The items on the "Be Careful" list could be permitted, but movie producers had to be very careful. Hence, the title. There were more than twice as many of those:
The use of the flag;
International relations (avoiding picturizing [sic] in an unfavorable light another country's religion, history, institutions, prominent people, and citizenry);
The use of firearms;
Theft, robbery, safe–cracking, and dynamiting of trains, mines, buildings, etc. (having in mind the effect which a too–detailed description of these may have upon the moron);
Brutality and possible gruesomeness;
Technique of committing murder by whatever method;
Methods of smuggling;
Third–degree methods;
Actual hangings or electrocutions as legal punishment for crime;
Sympathy for criminals;
Attitude toward public characters and institutions;
Apparent cruelty to children and animals;
Branding of people or animals;
The sale of women, or of a woman selling her virtue;
Rape or attempted rape;
First–night scenes;
Man and woman in bed together;
Deliberate seduction of girls;
The institution of marriage;
Surgical operations;
The use of drugs;
Titles or scenes having to do with law enforcement or law–enforcing officers;
Excessive or lustful kissing.

By the late 1960s, the Hays Code had simply become unenforceable.

I majored in journalism. I worked for newspapers and a trade magazine.

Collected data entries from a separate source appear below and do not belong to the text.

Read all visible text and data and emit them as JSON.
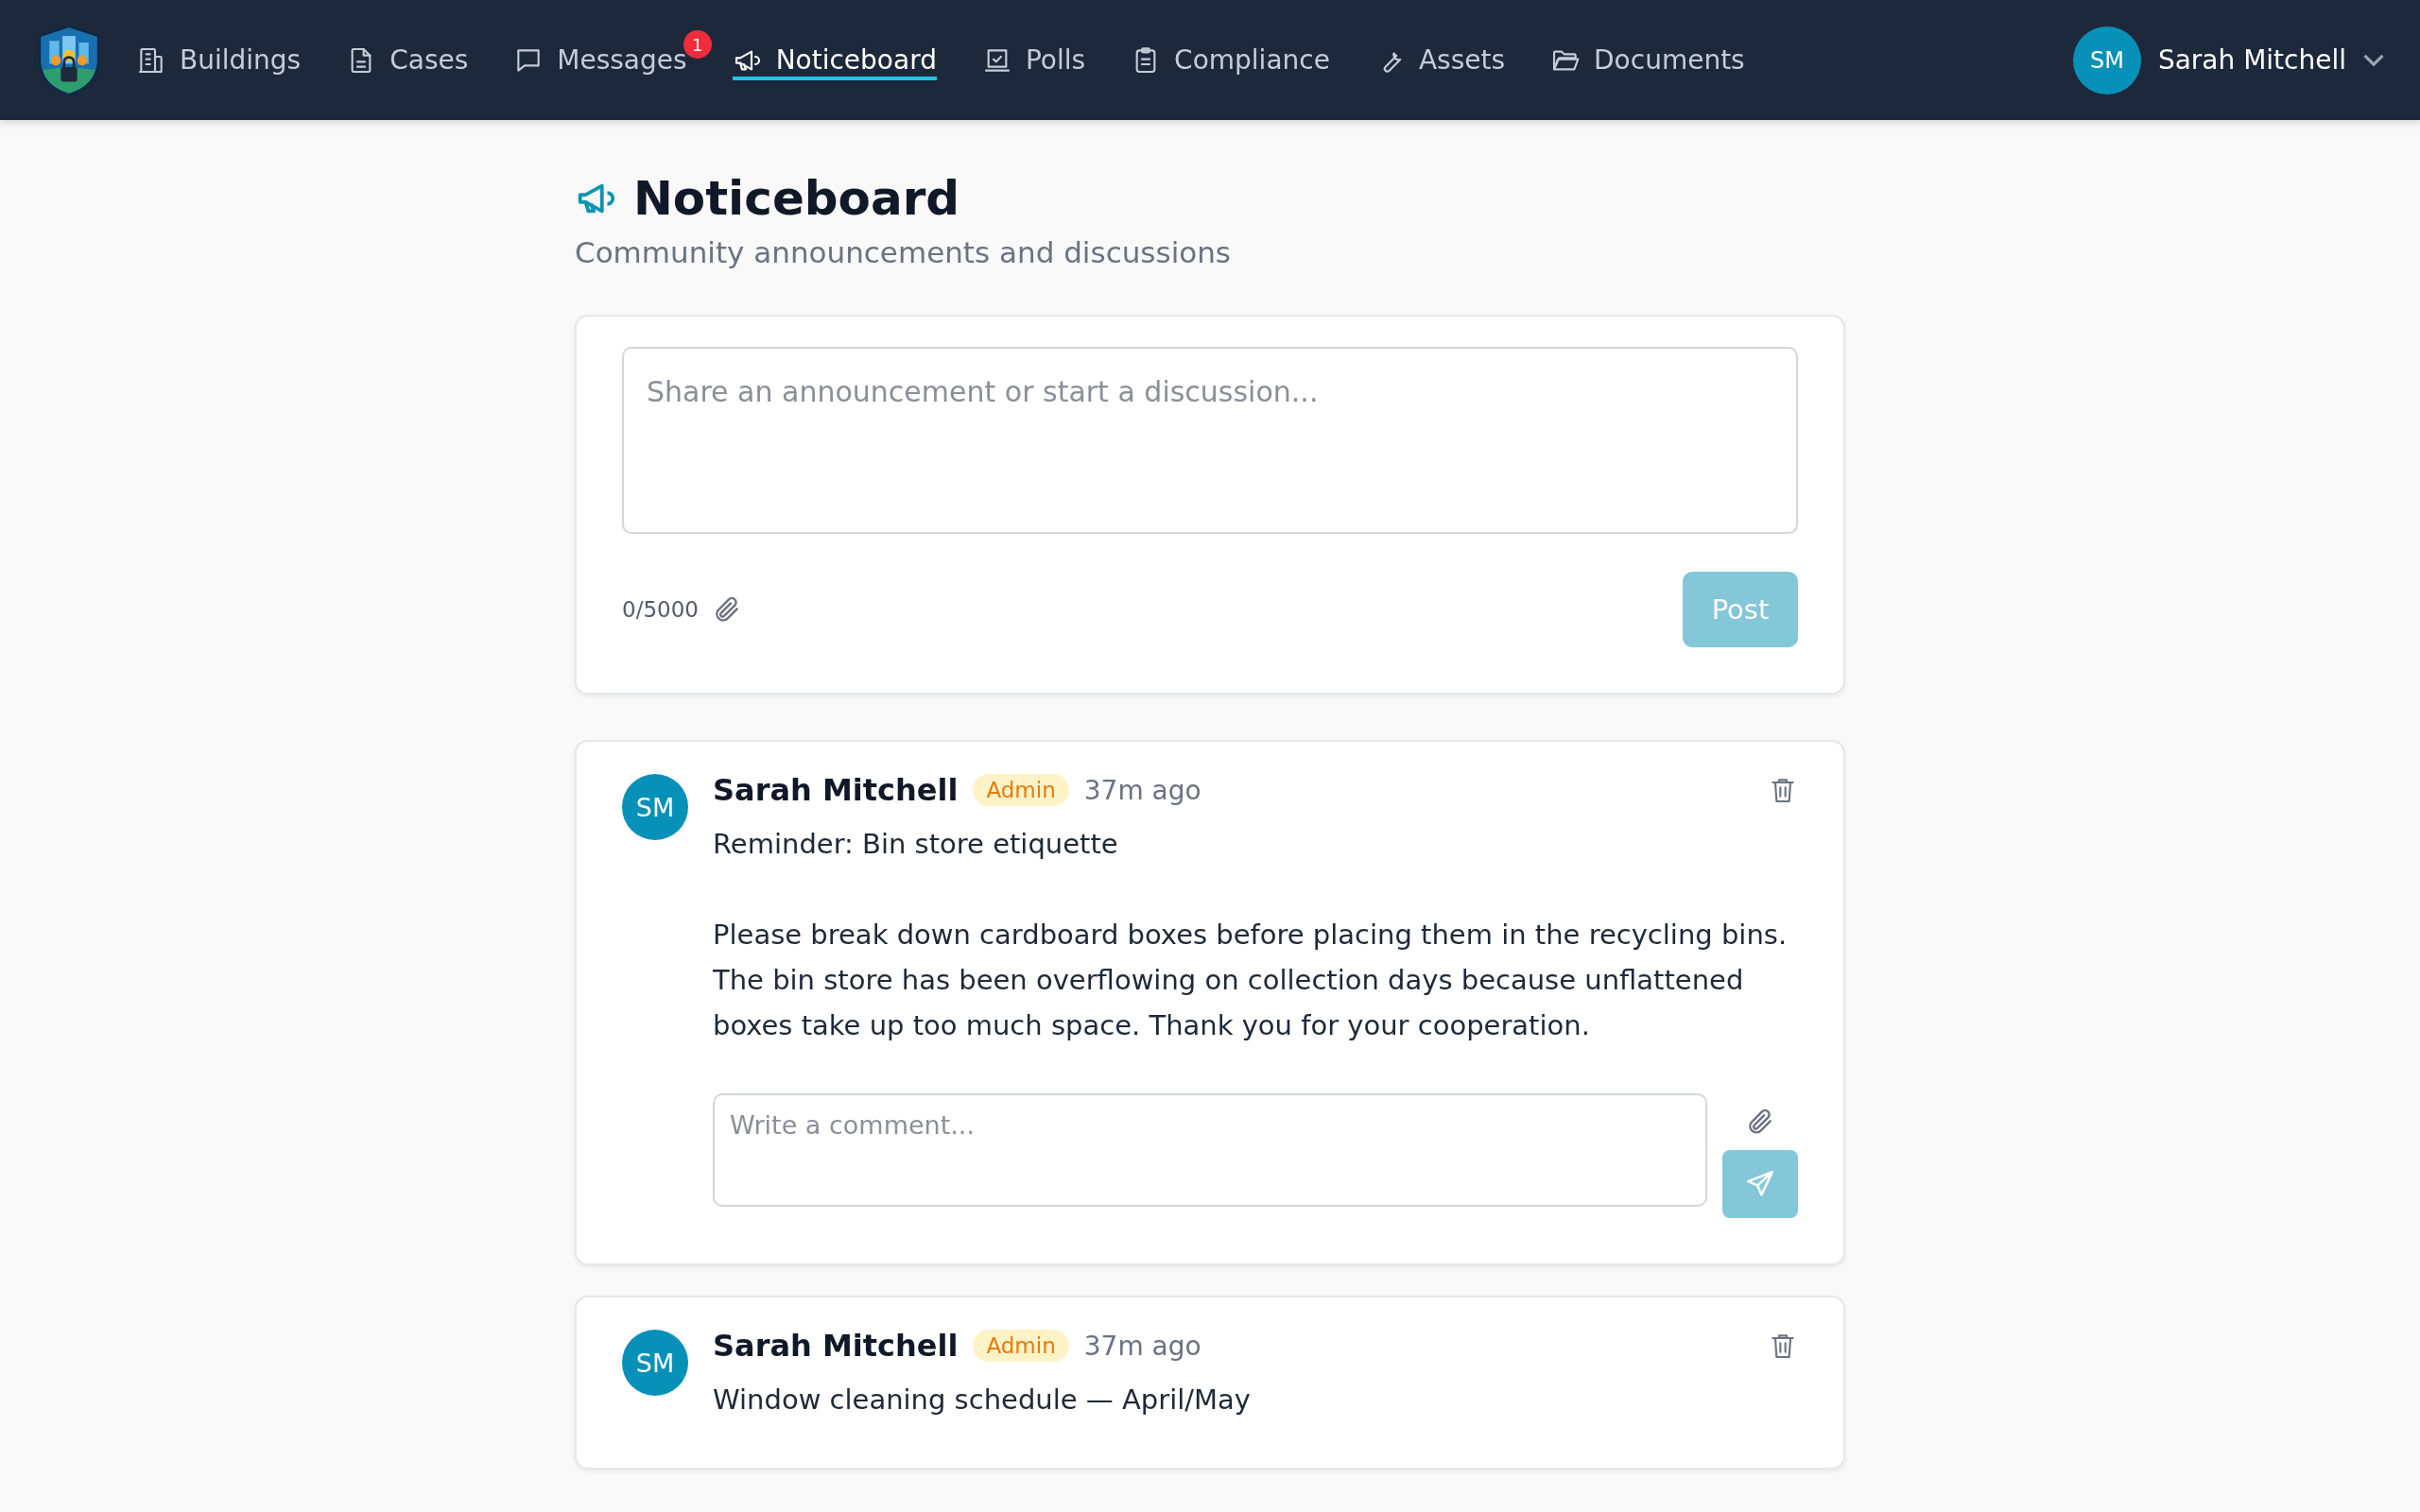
{
  "nav": {
    "items": [
      {
        "label": "Buildings",
        "selected": false
      },
      {
        "label": "Cases",
        "selected": false
      },
      {
        "label": "Messages",
        "selected": false,
        "badge": "1"
      },
      {
        "label": "Noticeboard",
        "selected": true
      },
      {
        "label": "Polls",
        "selected": false
      },
      {
        "label": "Compliance",
        "selected": false
      },
      {
        "label": "Assets",
        "selected": false
      },
      {
        "label": "Documents",
        "selected": false
      }
    ],
    "user": {
      "initials": "SM",
      "name": "Sarah Mitchell"
    }
  },
  "page": {
    "title": "Noticeboard",
    "subtitle": "Community announcements and discussions"
  },
  "composer": {
    "placeholder": "Share an announcement or start a discussion...",
    "count": "0/5000",
    "button": "Post"
  },
  "posts": [
    {
      "initials": "SM",
      "author": "Sarah Mitchell",
      "role": "Admin",
      "time": "37m ago",
      "paragraphs": [
        "Reminder: Bin store etiquette",
        "Please break down cardboard boxes before placing them in the recycling bins. The bin store has been overflowing on collection days because unflattened boxes take up too much space. Thank you for your cooperation."
      ],
      "comment_placeholder": "Write a comment..."
    },
    {
      "initials": "SM",
      "author": "Sarah Mitchell",
      "role": "Admin",
      "time": "37m ago",
      "paragraphs": [
        "Window cleaning schedule — April/May"
      ]
    }
  ]
}
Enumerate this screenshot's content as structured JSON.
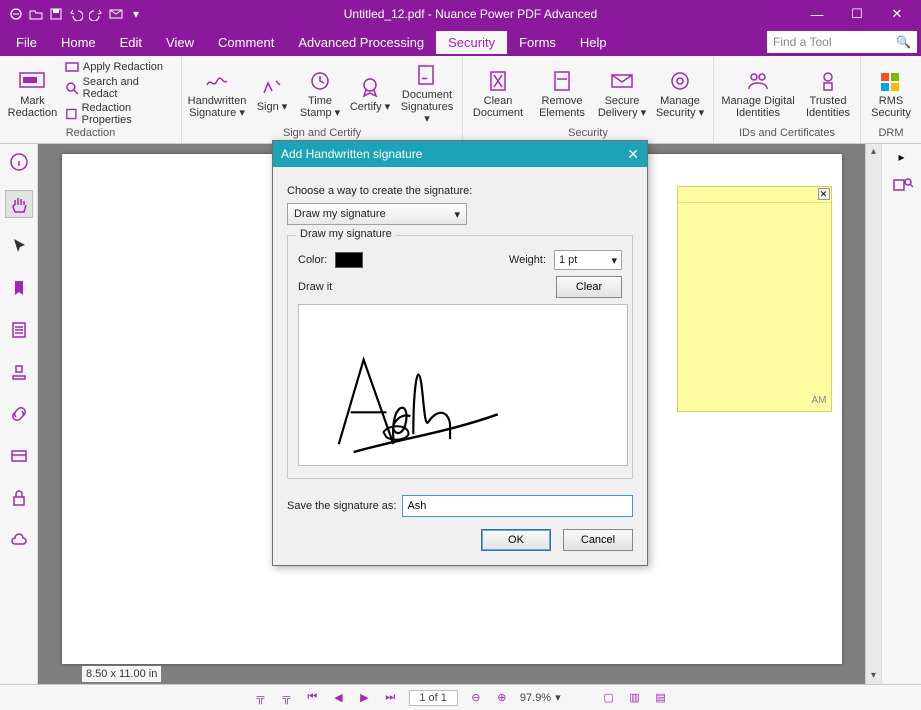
{
  "titlebar": {
    "title": "Untitled_12.pdf - Nuance Power PDF Advanced"
  },
  "menubar": {
    "items": [
      "File",
      "Home",
      "Edit",
      "View",
      "Comment",
      "Advanced Processing",
      "Security",
      "Forms",
      "Help"
    ],
    "active": "Security",
    "search_placeholder": "Find a Tool"
  },
  "ribbon": {
    "redaction": {
      "label": "Redaction",
      "mark": "Mark\nRedaction",
      "items": [
        "Apply Redaction",
        "Search and Redact",
        "Redaction Properties"
      ]
    },
    "sign": {
      "label": "Sign and Certify",
      "items": [
        {
          "label": "Handwritten\nSignature",
          "drop": true
        },
        {
          "label": "Sign",
          "drop": true
        },
        {
          "label": "Time\nStamp",
          "drop": true
        },
        {
          "label": "Certify",
          "drop": true
        },
        {
          "label": "Document\nSignatures",
          "drop": true
        }
      ]
    },
    "security": {
      "label": "Security",
      "items": [
        {
          "label": "Clean\nDocument"
        },
        {
          "label": "Remove\nElements"
        },
        {
          "label": "Secure\nDelivery",
          "drop": true
        },
        {
          "label": "Manage\nSecurity",
          "drop": true
        }
      ]
    },
    "ids": {
      "label": "IDs and Certificates",
      "items": [
        {
          "label": "Manage Digital\nIdentities"
        },
        {
          "label": "Trusted\nIdentities"
        }
      ]
    },
    "drm": {
      "label": "DRM",
      "items": [
        {
          "label": "RMS\nSecurity"
        }
      ]
    }
  },
  "note": {
    "time": "AM"
  },
  "statusbar": {
    "dimensions": "8.50 x 11.00 in",
    "page": "1 of 1",
    "zoom": "97.9%"
  },
  "modal": {
    "title": "Add Handwritten signature",
    "choose_label": "Choose a way to create the signature:",
    "method": "Draw my signature",
    "group_legend": "Draw my signature",
    "color_label": "Color:",
    "weight_label": "Weight:",
    "weight_value": "1 pt",
    "drawit_label": "Draw it",
    "clear": "Clear",
    "save_label": "Save the signature as:",
    "save_value": "Ash",
    "ok": "OK",
    "cancel": "Cancel"
  }
}
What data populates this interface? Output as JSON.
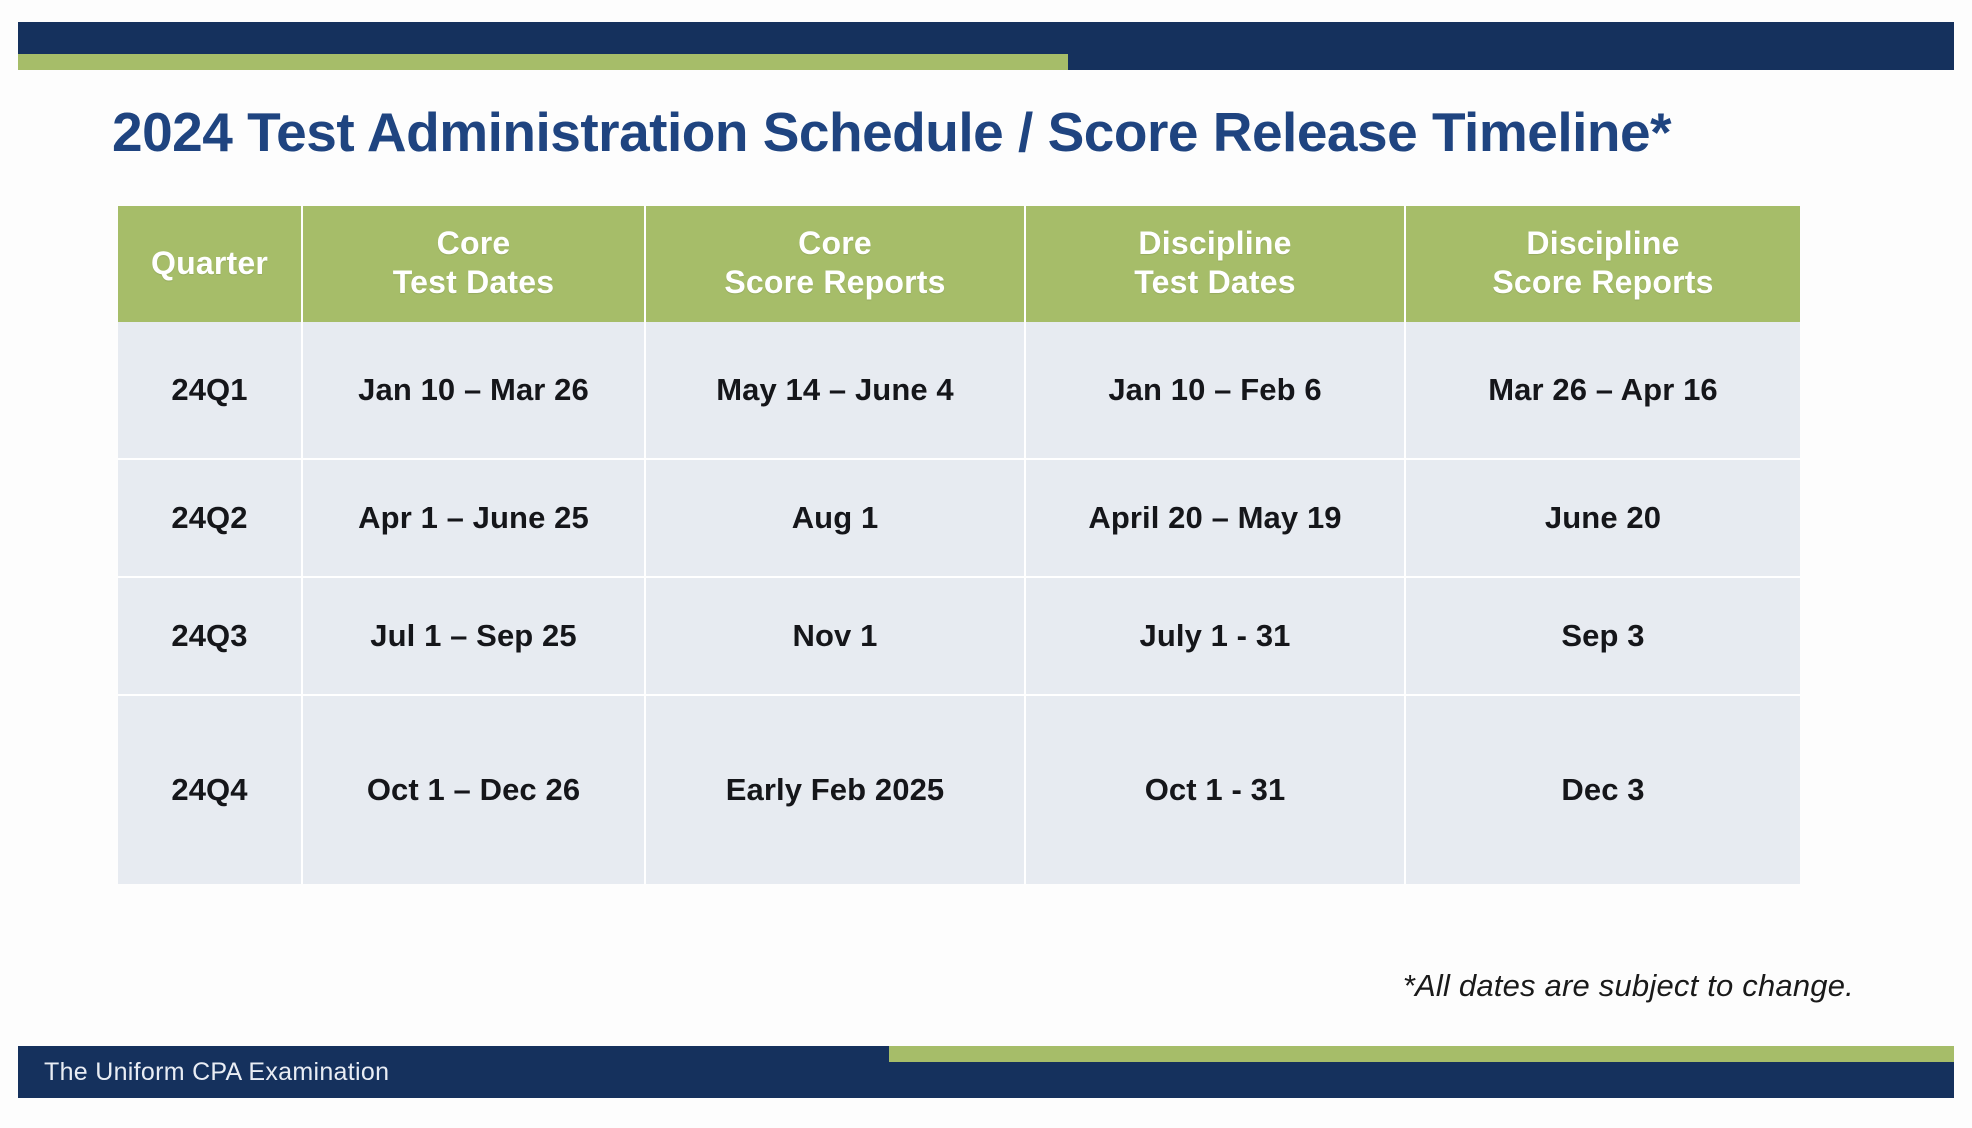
{
  "colors": {
    "navy": "#15315d",
    "green": "#a6bd69",
    "title_blue": "#1f4480",
    "cell_bg": "#e7ebf1",
    "grid_white": "#ffffff"
  },
  "header": {
    "accent_top_bar": "navy-bar",
    "accent_green_strip": "green-strip"
  },
  "title": "2024 Test Administration Schedule / Score Release Timeline*",
  "table": {
    "columns": [
      {
        "line1": "Quarter",
        "line2": ""
      },
      {
        "line1": "Core",
        "line2": "Test Dates"
      },
      {
        "line1": "Core",
        "line2": "Score Reports"
      },
      {
        "line1": "Discipline",
        "line2": "Test Dates"
      },
      {
        "line1": "Discipline",
        "line2": "Score Reports"
      }
    ],
    "rows": [
      {
        "quarter": "24Q1",
        "core_test_dates": "Jan 10 – Mar 26",
        "core_score_reports": "May 14 – June 4",
        "discipline_test_dates": "Jan 10 – Feb 6",
        "discipline_score_reports": "Mar 26 – Apr 16"
      },
      {
        "quarter": "24Q2",
        "core_test_dates": "Apr 1 – June 25",
        "core_score_reports": "Aug 1",
        "discipline_test_dates": "April 20  – May 19",
        "discipline_score_reports": "June 20"
      },
      {
        "quarter": "24Q3",
        "core_test_dates": "Jul 1 – Sep 25",
        "core_score_reports": "Nov 1",
        "discipline_test_dates": "July 1  - 31",
        "discipline_score_reports": "Sep 3"
      },
      {
        "quarter": "24Q4",
        "core_test_dates": "Oct 1 – Dec 26",
        "core_score_reports": "Early Feb 2025",
        "discipline_test_dates": "Oct 1 - 31",
        "discipline_score_reports": "Dec 3"
      }
    ]
  },
  "footnote": "*All dates are subject to change.",
  "footer": {
    "label": "The Uniform CPA Examination"
  }
}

I have taught and am teaching journalism students.

And I have very strong opinions about censorship.

I understand that there are times when it is a necessary evil, but it should be severely restricted. If an exception to a general censorship policy is to be made, it should favor the one being censored, not the one doing the censoring.

Freedom of speech and freedom of the press were mentioned in the First Amendment to the Constitution for a pretty good reason. The Founding Fathers knew that those freedoms were — and are — essential.